Real Prices and Ideal Prices - Are Prices Exact?

Are Prices Exact?

Money-prices are numbers, and numbers can be computed with exactitude. This seems to make accounting and economics exact sciences. But in the real world, prices can change quickly, due to innumerable conditions and it may be that prices can only be estimated approximately for budgetary or contractual purposes. In aggregating them, a judgement is made about the meaning of the transactions involved, and boundaries are defined for where they begin and end. Consequently, in calculating price quantities, a value theory of some sort is usually applied, regardless of whether this is made explicit or not. And, typically, this value theory refers to prices which would apply under certain assumed (theoretical) conditions, moving between real prices and ideal prices.

Mathematics professor John Allen Paulos at Temple University states the general problem encountered here clearly:

"A well-known quotation usually attributed to Einstein is “Not everything that can be counted counts, and not everything that counts can be counted.” I’d amend it to a less eloquent, more prosaic statement: unless we know how things are counted, we don’t know if it’s wise to count on the numbers. The problem isn’t with statistical tests themselves but with what we do before and after we run them.
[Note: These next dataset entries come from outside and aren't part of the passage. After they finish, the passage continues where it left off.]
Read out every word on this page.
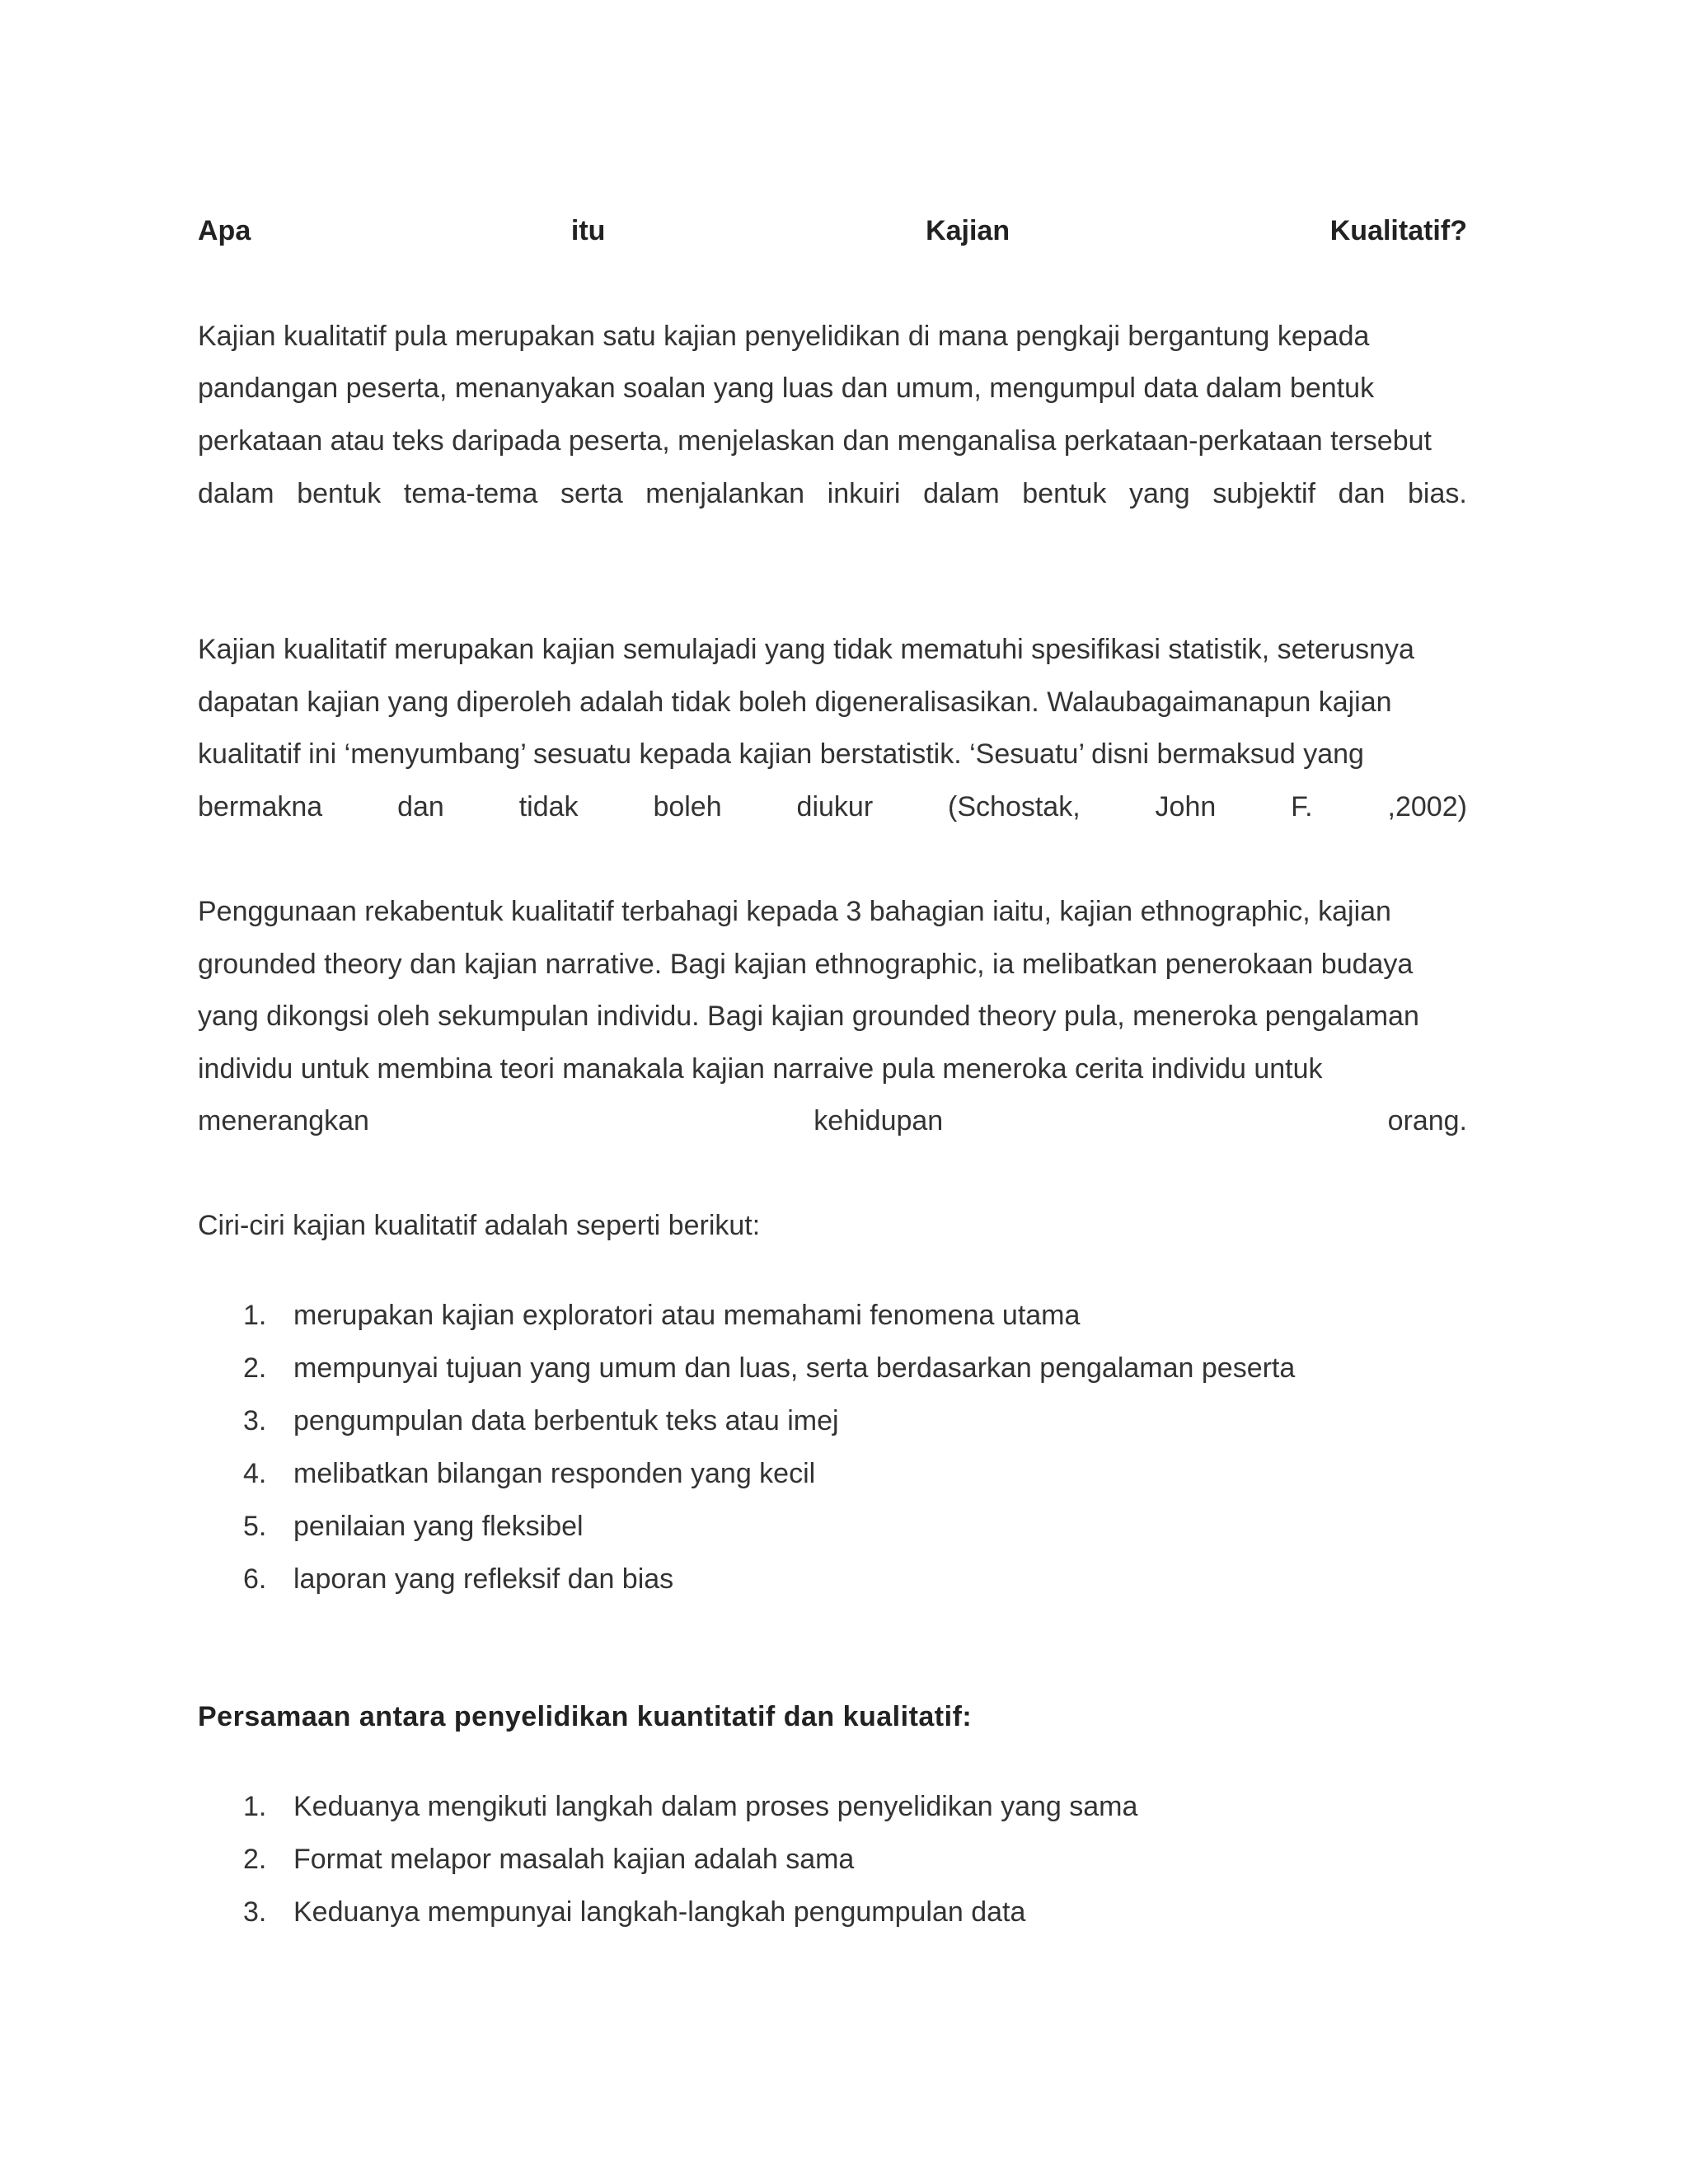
Apa	itu	Kajian	Kualitatif?
Kajian kualitatif pula merupakan satu kajian penyelidikan di mana pengkaji bergantung kepada
pandangan peserta, menanyakan soalan yang luas dan umum, mengumpul data dalam bentuk
perkataan atau teks daripada peserta, menjelaskan dan menganalisa perkataan-perkataan tersebut
dalam bentuk tema-tema serta menjalankan inkuiri dalam bentuk yang subjektif dan bias.
Kajian kualitatif merupakan kajian semulajadi yang tidak mematuhi spesifikasi statistik, seterusnya
dapatan kajian yang diperoleh adalah tidak boleh digeneralisasikan. Walaubagaimanapun kajian
kualitatif ini ‘menyumbang’ sesuatu kepada kajian berstatistik. ‘Sesuatu’ disni bermaksud yang
bermakna	dan	tidak	boleh	diukur	(Schostak,	John	F.	,2002)
Penggunaan rekabentuk kualitatif terbahagi kepada 3 bahagian iaitu, kajian ethnographic, kajian
grounded theory dan kajian narrative. Bagi kajian ethnographic, ia melibatkan penerokaan budaya
yang dikongsi oleh sekumpulan individu. Bagi kajian grounded theory pula, meneroka pengalaman
individu untuk membina teori manakala kajian narraive pula meneroka cerita individu untuk
menerangkan	kehidupan	orang.
Ciri-ciri kajian kualitatif adalah seperti berikut:
1. merupakan kajian exploratori atau memahami fenomena utama
2. mempunyai tujuan yang umum dan luas, serta berdasarkan pengalaman peserta
3. pengumpulan data berbentuk teks atau imej
4. melibatkan bilangan responden yang kecil
5. penilaian yang fleksibel
6. laporan yang refleksif dan bias
Persamaan antara penyelidikan kuantitatif dan kualitatif:
1. Keduanya mengikuti langkah dalam proses penyelidikan yang sama
2. Format melapor masalah kajian adalah sama
3. Keduanya mempunyai langkah-langkah pengumpulan data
First, we count if we can, but counting depends a great deal on previous assumptions about categorization. (...) Second, after we’ve gathered some numbers relating to a phenomenon, we must reasonably aggregate them into some sort of recommendation or ranking. This is not easy. By appropriate choices of criteria, measurement protocols and weights, almost any desired outcome can be reached."

It may of course be that not "almost any desired outcome can be reached" in price calculations, insofar as one would have to deny relevant evidence. Nevertheless it may be that several different outcomes are possible, or that the presence of biases in interpreting price information can make a significant quantitative difference to the result (see further phenomenology (science)). Insofar as economic actors have a vested self-interest in a particular quantitative result, because their income is at stake, then there is the possibility that they will prefer "one sort of calculation" to another, because it yields a financial result that favours their own position. That financial result may be reasonably "credible" or "plausible" for the purpose of trading - if it was way out of kilter, trading partners would reject it - but it could involve a margin of distortion of the true situation. The small discrepancies would ordinarily not matter so much in individual transactions, but if a very large number of transactions is added up, the distortion might represent a substantial income for someone. For example, on 27 June 2012, Barclays Bank was fined $200m by the Commodity Futures Trading Commission, $150m by the United States Department of Justice and £59.5m by the Financial Services Authority for attempted manipulation of the Libor and Euribor rates (see Libor scandal).

In an interview, the late Benoît Mandelbrot cited Louis Bachelier's thesis that prices have only one parameter defining their variability: they "can only go up or down" - and that, then, seems to provide a robust logical foundation for the mathematical modelling of price movements. But this sidesteps the qualitative problem that many different prices can be calculated for the same good, for all kinds of different purposes, using different valuation assumptions or transaction conditions. Bachelier's idea already assumes that we have a standard way to measure prices. Given that standard, one can then perform all kinds of mathematical operations on price distributions. Yet tradeable objects can also be combined and repackaged in numerous different ways, in which case the referent price may not simply go up or down, but instead refers to a different kind of deal. This issue is wellknown to official statisticians and economic historians, because they face the problem that the very objects whose price movements they aim to track change qualitatively across time, which may necessitate adjustments of the classification systems used to provide standard measures. A good example of that is the regimen of the consumer price index, which is periodically revised. But in times of rapid social change, the problem of devising a standard measure may be much more pervasive.